My premise is if there is an accident locally, pretty much every fire department/rescue squad knows my family so we'd hear about it in short order. If she doesn't make it back to her apartment in out of state there would be no way for us to be aware of her being missing for days or until someone in some police precinct takes the time to track us down. If she's going somewhere where someone is expecting her than I don't expect her to announce her safe arrival because I know someone else will miss her and raise concern if she doesn't arrive. Make sense now?
 

acommondisaster

Active Member
Yeah, you're the worst evah. We all generally send each other a text or msg on FB when it's a flight or a long drive. I don't ask, but they do it, as do we. I dont stay up all night worrying if I don't hear - I just check in the morning. It's just more of a courtesy. "flight sucked, got stuck in Timbuktu - that's why we're a day late" or "we made it up to the cabin, the leaves are beautiful" or whatever. We're not a talk every day or even every week kind of family, so I don't think it's hovering.
 

luvmygdaughters

Well-Known Member
My daughters and I check on each other everyday. My youngest daughter leaves very early in the AM, to go to Pax River, she takes Rt.4. She always shoots me a quick text in the morning to let me know she got in okay. My oldest daughter works in Forestville, anyone who knows that neighborhood knows its scary. She also travels Rt. 4. She sends an email or text. When I visit them, they always want me to call when I get home and me with them. If I forget to call, they call me and vice versa.
 

Vince

......
My "kids" are 28 and 31.

Whenever I go anywhere that my mom knows about, she always says, "Call when you get there and let me know you arrived safely." Sometimes I remember to do this, but most of the time I don't. So last night I talked to her:

Did K get home from Alabama okay?
I'm sure she did.
Did she call you?
Nope.
Well how do you know she got in okay?
Beeeeecause I'd have heard by now if she didn't?

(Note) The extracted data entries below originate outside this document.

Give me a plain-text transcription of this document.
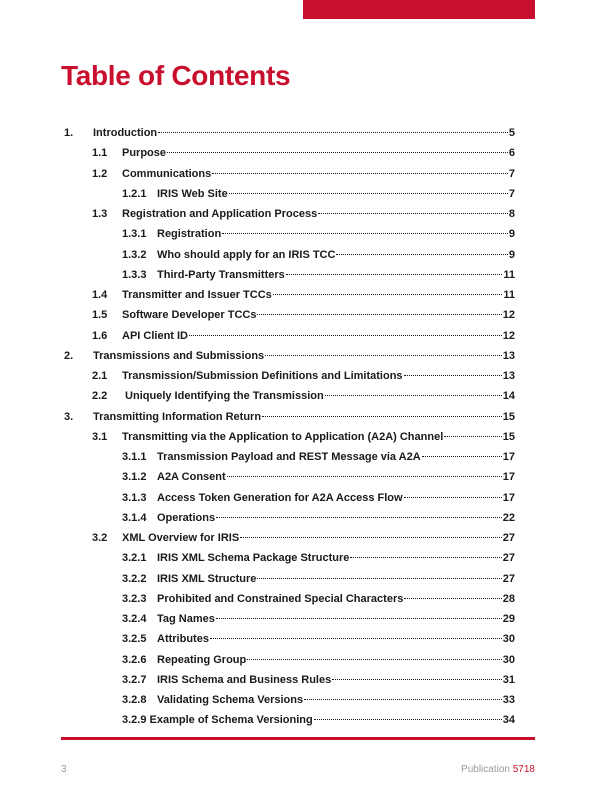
Table of Contents
1.	Introduction	5
1.1	Purpose	6
1.2	Communications	7
1.2.1 IRIS Web Site	7
1.3	Registration and Application Process	8
1.3.1 Registration	9
1.3.2 Who should apply for an IRIS TCC	9
1.3.3 Third-Party Transmitters	11
1.4	Transmitter and Issuer TCCs	11
1.5	Software Developer TCCs	12
1.6	API Client ID	12
2.	Transmissions and Submissions	13
2.1	Transmission/Submission Definitions and Limitations	13
2.2	Uniquely Identifying the Transmission	14
3.	Transmitting Information Return	15
3.1	Transmitting via the Application to Application (A2A) Channel	15
3.1.1 Transmission Payload and REST Message via A2A	17
3.1.2 A2A Consent	17
3.1.3 Access Token Generation for A2A Access Flow	17
3.1.4 Operations	22
3.2	XML Overview for IRIS	27
3.2.1 IRIS XML Schema Package Structure	27
3.2.2 IRIS XML Structure	27
3.2.3 Prohibited and Constrained Special Characters	28
3.2.4 Tag Names	29
3.2.5 Attributes	30
3.2.6 Repeating Group	30
3.2.7 IRIS Schema and Business Rules	31
3.2.8 Validating Schema Versions	33
3.2.9 Example of Schema Versioning	34
3	Publication 5718
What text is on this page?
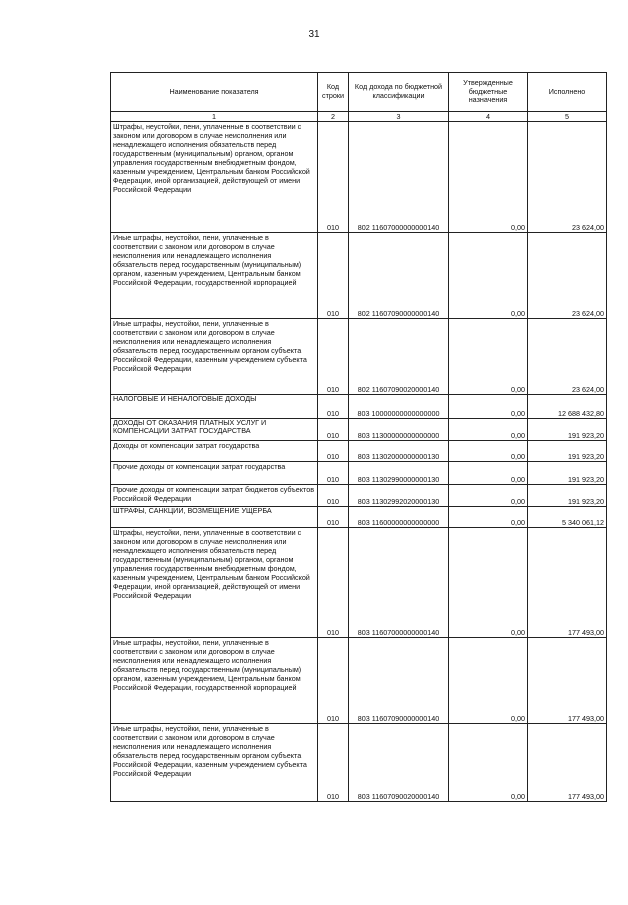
31
Наименование показателя	Код строки	Код дохода по бюджетной классификации	Утвержденные бюджетные назначения	Исполнено
1	2	3	4	5
Штрафы, неустойки, пени, уплаченные в соответствии с законом или договором в случае неисполнения или ненадлежащего исполнения обязательств перед государственным (муниципальным) органом, органом управления государственным внебюджетным фондом, казенным учреждением, Центральным банком Российской Федерации, иной организацией, действующей от имени Российской Федерации	010	802 11607000000000140	0,00	23 624,00
Иные штрафы, неустойки, пени, уплаченные в соответствии с законом или договором в случае неисполнения или ненадлежащего исполнения обязательств перед государственным (муниципальным) органом, казенным учреждением, Центральным банком Российской Федерации, государственной корпорацией	010	802 11607090000000140	0,00	23 624,00
Иные штрафы, неустойки, пени, уплаченные в соответствии с законом или договором в случае неисполнения или ненадлежащего исполнения обязательств перед государственным органом субъекта Российской Федерации, казенным учреждением субъекта Российской Федерации	010	802 11607090020000140	0,00	23 624,00
НАЛОГОВЫЕ И НЕНАЛОГОВЫЕ ДОХОДЫ	010	803 10000000000000000	0,00	12 688 432,80
ДОХОДЫ ОТ ОКАЗАНИЯ ПЛАТНЫХ УСЛУГ И КОМПЕНСАЦИИ ЗАТРАТ ГОСУДАРСТВА	010	803 11300000000000000	0,00	191 923,20
Доходы от компенсации затрат государства	010	803 11302000000000130	0,00	191 923,20
Прочие доходы от компенсации затрат государства	010	803 11302990000000130	0,00	191 923,20
Прочие доходы от компенсации затрат бюджетов субъектов Российской Федерации	010	803 11302992020000130	0,00	191 923,20
ШТРАФЫ, САНКЦИИ, ВОЗМЕЩЕНИЕ УЩЕРБА	010	803 11600000000000000	0,00	5 340 061,12
Штрафы, неустойки, пени, уплаченные в соответствии с законом или договором в случае неисполнения или ненадлежащего исполнения обязательств перед государственным (муниципальным) органом, органом управления государственным внебюджетным фондом, казенным учреждением, Центральным банком Российской Федерации, иной организацией, действующей от имени Российской Федерации	010	803 11607000000000140	0,00	177 493,00
Иные штрафы, неустойки, пени, уплаченные в соответствии с законом или договором в случае неисполнения или ненадлежащего исполнения обязательств перед государственным (муниципальным) органом, казенным учреждением, Центральным банком Российской Федерации, государственной корпорацией	010	803 11607090000000140	0,00	177 493,00
Иные штрафы, неустойки, пени, уплаченные в соответствии с законом или договором в случае неисполнения или ненадлежащего исполнения обязательств перед государственным органом субъекта Российской Федерации, казенным учреждением субъекта Российской Федерации	010	803 11607090020000140	0,00	177 493,00
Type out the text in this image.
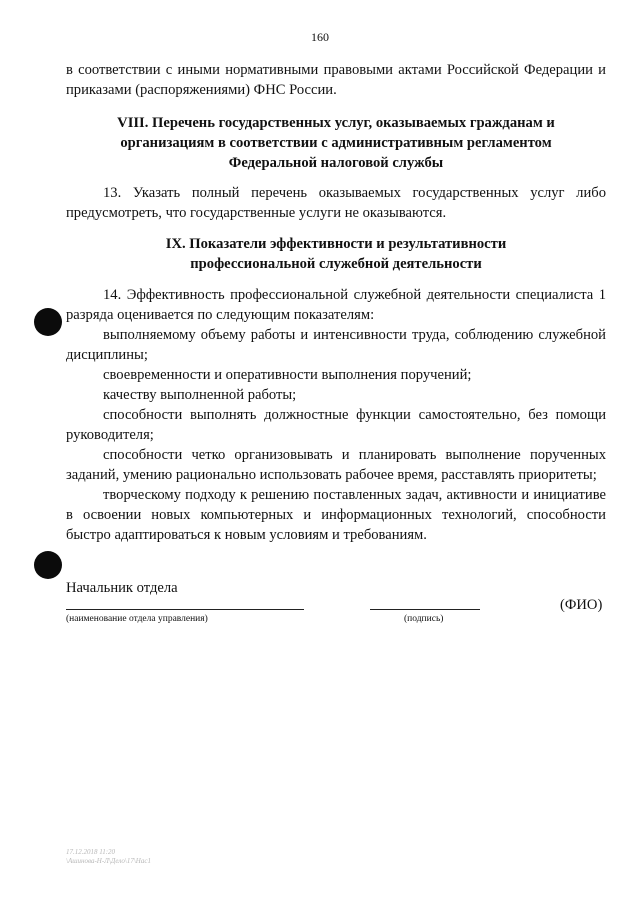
160

в соответствии с иными нормативными правовыми актами Российской Федерации и приказами (распоряжениями) ФНС России.

VIII. Перечень государственных услуг, оказываемых гражданам и
организациям в соответствии с административным регламентом
Федеральной налоговой службы

13. Указать полный перечень оказываемых государственных услуг либо предусмотреть, что государственные услуги не оказываются.

IX. Показатели эффективности и результативности
профессиональной служебной деятельности

14. Эффективность профессиональной служебной деятельности специалиста 1 разряда оценивается по следующим показателям:

выполняемому объему работы и интенсивности труда, соблюдению служебной дисциплины;

своевременности и оперативности выполнения поручений;

качеству выполненной работы;

способности выполнять должностные функции самостоятельно, без помощи руководителя;

способности четко организовывать и планировать выполнение порученных заданий, умению рационально использовать рабочее время, расставлять приоритеты;

творческому подходу к решению поставленных задач, активности и инициативе в освоении новых компьютерных и информационных технологий, способности быстро адаптироваться к новым условиям и требованиям.

Начальник отдела
(наименование отдела управления)	(подпись)
(ФИО)
17.12.2018 11:20
\Ашинова-Н-Л\Дело\17\Нас1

I'm not the kind of mom who wants my adult offspring to check in with me. Until I hear different, I assume they're fine. Occasionally I throw it out - "Call when you get there so I know you're safe." And they ignore me because they know I don't really mean it. I speak to them regularly, a couple times a week, so it's not like I won't hear from them at some point.

So do you do that, want your adult kids to call you when they get to a destination? Not like if they're local, but if they're on a trip somewhere? Is it just me who is fairly hands off with my adults?
Exactly. Unless I ask the daughter to call me when she's traveling to and from my house, I don't expect any calls. On the other hand, if I don't call her when I get back, she calls to make sure I got home in one piece. :shrug:
 

MMDad

Lem Putt
Hasn't it been said that most accidents happen within 1 mile or 3 from your house? So the whole business of parents having kids call only on long trips is crazy. it implies that they are more likely to have an accident when on a long road trip.

That's only because most driving is done closer to home. It is not that longer drives are less dangerous, they just are not as frequent.
 

bulldog

New Member
We exchange "made it home safe, good to see you" messages or something similar. I don't consider it hovering, just concern for their safety and well being and my peace of mind. Different strokes and if others don't do the same, it does not make them bad parents or children, IMO.
 

CaneCorso

Member
I'm over 40 and still call my mom the next day after I get back from travel :shrug:

I've done more panic calls to friends in Illinois to go check on her because I couldn't get a hold of her after multiple attempts. The best one was about 10 years ago when after 5-6 hrs. of her line being busy I get a call back from my friend laughing hysterically... seems she had spent the day playing solitaire on her computer and didn't know you didn't have to log on to play (damn dial-up) :lmao:
 

acommondisaster

Active Member
I just realized that when my sister visits from Wisconsin, my last words to her are "let me know you got home okay". It's like closure for me, I think. Years ago our best friend left our house to drive down to Florida for Umpire school. He was going down to disenroll, get his tuition back and head back up to our place to live while he got established. My last words to him were - have a safe trip, see you in a week. He was killed by a drunk driver in Ludowici, GA on his way back to our place and I've never told anyone since to have a safe trip. It didnt dawn on me until I was rereading this thread that I need to know my loved ones are safe after a long trip. I'd rather have the text/PM/call (though no one really calls anymore) saying they're home safe than the other type of phone call.
 

2BRN2B

No Question
My friends and family all do this, but having thought about it, it's usually after an outing together like a vacation or special event at one of our houses.
We don't check in after being out at the bar together and head home.

My kids always let me know they made it home after leaving my house. I've never asked for it, just something we do.
 

SamSpade

Well-Known Member
PREMO Member
So do you do that, want your adult kids to call you when they get to a destination? Not like if they're local, but if they're on a trip somewhere? Is it just me who is fairly hands off with my adults?

I'm 54 and my mom still does this. She lives up near DC. If I don't call - eventually SHE will call to see if I'm alright.
This isn't going to change.

In her defense, although I've never had an accident on such trips, I have been known to nod off and slowly wander onto the shoulder. Usually someone wakes me up before then.